Lead single “White Flag Warriors” is a breath of fresh air against the backdrop of jingoistic, ole glory waving war. The band is courageous enough to wave the white flag, not for the sake of surrender, but for the idea of unarmed negotiations. Tim Mcllrath from Rise Against joins Flobots on the chorus reminding listeners “this is love, not treason.”

But Flobots aren’t always against the establishment – they take responsibility too. Songs like “Whip$ + Chain$” and “Infatuation” (a cacophony of funk like none other on the record) demand we take a good look at ourselves, because we are part of the problem, with our desires, materialism and mounting debts.

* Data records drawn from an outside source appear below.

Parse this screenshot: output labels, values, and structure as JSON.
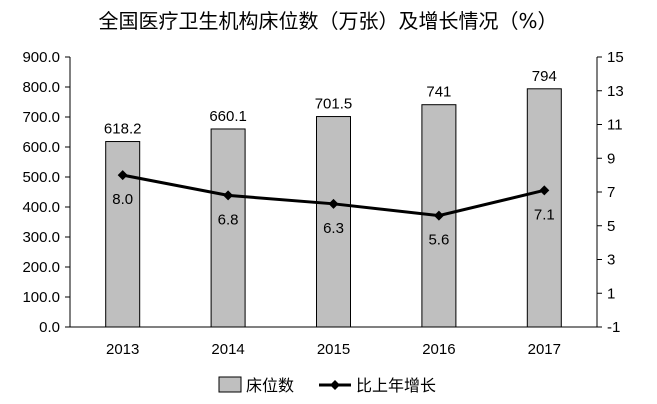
{
  "chart_data": {
    "type": "bar",
    "title": "全国医疗卫生机构床位数（万张）及增长情况（%）",
    "categories": [
      "2013",
      "2014",
      "2015",
      "2016",
      "2017"
    ],
    "series": [
      {
        "name": "床位数",
        "type": "bar",
        "axis": "left",
        "values": [
          618.2,
          660.1,
          701.5,
          741,
          794
        ],
        "value_labels": [
          "618.2",
          "660.1",
          "701.5",
          "741",
          "794"
        ],
        "color": "#bfbfbf"
      },
      {
        "name": "比上年增长",
        "type": "line",
        "axis": "right",
        "values": [
          8.0,
          6.8,
          6.3,
          5.6,
          7.1
        ],
        "value_labels": [
          "8.0",
          "6.8",
          "6.3",
          "5.6",
          "7.1"
        ],
        "color": "#000000"
      }
    ],
    "y_left": {
      "ylim": [
        0,
        900
      ],
      "ticks": [
        "0.0",
        "100.0",
        "200.0",
        "300.0",
        "400.0",
        "500.0",
        "600.0",
        "700.0",
        "800.0",
        "900.0"
      ]
    },
    "y_right": {
      "ylim": [
        -1,
        15
      ],
      "ticks": [
        "-1",
        "1",
        "3",
        "5",
        "7",
        "9",
        "11",
        "13",
        "15"
      ]
    },
    "grid": false,
    "legend_position": "bottom-center"
  }
}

Says Jonny 5, “When people listen to Survival Story we want them to see themselves and their own stories, with all of their complications, questions, and frustrations. Rather than seek to hide them, we chose to embrace and even celebrate them as a part of a global transformation, one in which forces of violence, hopelessness and waste will be composted into fertile soil from which new possibility can grow. We want to leave people with a sense of excitement that a new world is emerging, one which we have the power to shape, that a new story is being written and we must write it together. When the album is over, we want our listeners to walk away with a profound awareness of the cracks in the surface, a deep sense of what’s at stake and a strong resolve to make sure that the new world is one in which loved ones near and far, known and unknown, survive.”

The more things change, the more they stay the same.